NZME reporter Jacob McSweeny talks to members of Ngāi Te Rangi involved in the bus crash near Sanson. Video by Bevan Conley

Seconds after the bus Ngāi Te Rangi iwi members were in flipped off the road Josh Te Kani went into what's been described a "hulk-like" mode ripping out the back window of the bus to help the victims.

The survivors from the crash were from Ngāi Te Rangi in Tauranga Moana and had travelled to Wellington to protest the Pare Hauraki Treaty settlement deed signing at Parliament.

On their way home, their bus, carrying 19 people, crashed off the road into a ditch on State Highway 1 near Sanson at 2.47pm.

Josh Te Kani's actions to try save people immediately after the crash have been described as
Josh Te Kani's actions to try save people immediately after the crash have been described as "hulk-like".

Te Kani was in the car directly behind the bus when it went off the road.


With the help of a passenger at the back of the bus, Te Kani ripped out the back window.

"We could hear people murmuring and a bit of moaning going on as well," Te Kani said.

"We couldn't quite see everybody at that stage. The bottom of the wreckage was filling up with water."

A lot of the younger people were at the back of the bus and came out relatively unscathed. Te Kani said they were concerned about the elderly who were at the front and submerged in the water.

"One of our kuia [was] right down to the back of the seat. She found just enough space for her nose to be able to draw air as she was being weighed down by baggage and another passenger beside her. They were able to locate her and get her out of there soaking wet and covered in mud."

He said another of their elderly women couldn't move because she had broken ribs. As of yesterday , she was still in Palmerston North Hospital in a stable condition.

Ngāi Te Rangi's chief executive, Paora Stanley, described Te Kani's actions in the seconds after the vehicle went off the road as "hulk-like".

"The back of the bus starts to veer, it crosses the centre line, it takes a beeline straight off the road into a deep ditch. It rolls as it takes the corner of the road. It falls over and rolls in front of my eyes and comes to a stop belly up, smoking in a creek. It's probably something that will stick with me for a little while."


Maatai Ariki Kauae Te Tuki was sitting in the front of the bus.

"[After] the first spin, I felt around, I'm going 'We're still all right, we're here'. Then I felt the bus go again. I said 'We all need to brace ourselves because we don't know about that next [spin], when the bus comes to a stop, what can happen to us'."

Kauae Te Tuki said he told the driver they had to get out quickly, so some of the more elderly had room to get out.

"I said to our driver, because some of our nannies were in the water, 'You and I need to move along to get out of the water. We can't help our family, there's others coming to help'.

"I just yelled out to the nans and said 'You'll be all right'."
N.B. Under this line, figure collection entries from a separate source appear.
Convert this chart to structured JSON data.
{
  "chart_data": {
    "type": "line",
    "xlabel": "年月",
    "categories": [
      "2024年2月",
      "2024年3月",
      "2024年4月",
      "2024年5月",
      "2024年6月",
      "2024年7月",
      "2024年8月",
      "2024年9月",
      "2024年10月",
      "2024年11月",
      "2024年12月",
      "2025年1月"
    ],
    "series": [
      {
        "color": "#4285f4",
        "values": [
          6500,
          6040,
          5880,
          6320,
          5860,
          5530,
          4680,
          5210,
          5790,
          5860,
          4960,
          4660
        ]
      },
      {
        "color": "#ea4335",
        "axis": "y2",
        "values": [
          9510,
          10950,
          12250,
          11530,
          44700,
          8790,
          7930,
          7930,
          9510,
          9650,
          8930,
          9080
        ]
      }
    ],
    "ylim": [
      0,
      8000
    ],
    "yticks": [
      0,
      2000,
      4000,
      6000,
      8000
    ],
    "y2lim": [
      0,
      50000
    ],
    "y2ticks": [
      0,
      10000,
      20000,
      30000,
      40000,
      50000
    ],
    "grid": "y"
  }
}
Fewer than 24 hours after their bus flipped off the road near Sanson, Ngāi Te Rangi members held each other tight and cried tears of joy outside Rātana Temple.

They had been separated for the night and were accommodated in Whanganui and Palmerston North so as not to overburden the two hospitals.

The meeting on the street outside of the temple was an intensely emotional one, as if they hadn't seen each other in years. For some, it was the first time they had seen each other since the crash.

"Today was really a time for us to come back together," said Te Kani.

The service was a chance for the Ngāi Te Rangi members to say thanks to the people who had rallied behind them.

"I received a call from one of our whānau members in Palmerston North who's related to the people who were on the bus ... half had been sent to Whanganui and the others to Palmerston North," said Piri Rurawhe, the secretary general of the Rātana Church.

"We contacted our people in both parishes to get along to the hospitals to ... provide support and then later on providing prayers for them and for their whānau. But also providing kai and clothes and all that sort of stuff."

The cause of the accident was under investigation. There were no fatalities, but one woman remained in hospital in a stable condition this morning.

Te Tuki said the bus had troubles with a tyre on its way to Wellington.

"Our tyre played up. We came to Marton, we couldn't get the AA to fix it so [I] said to our driver, 'You and I, young fella, we've got to go and show our young ones to try and help them'."

They managed to get the tyre off and fixed within an hour and safely made it to Wellington.

Paora Stanley refuted reports the bus had failed a Certificate of Fitness as recently as 2013 and was the same brand as one involved in a fatal crash last weekend.

"I've just come from the crash unit down in Ohakea and just had a quick few words with them. You leave the interpretations of the cause of the accident to those who are skilled in investigating that.

"In terms of the bus - its COF was only three weeks old. Whatever comes out as the cause of the crash our job is to make sure ... we participate fully and that we give as much information as we can over to the authorities who are investigating."

The bus was owned by Ngāi Te Rangi, he said and had regularly taken cross-country journeys.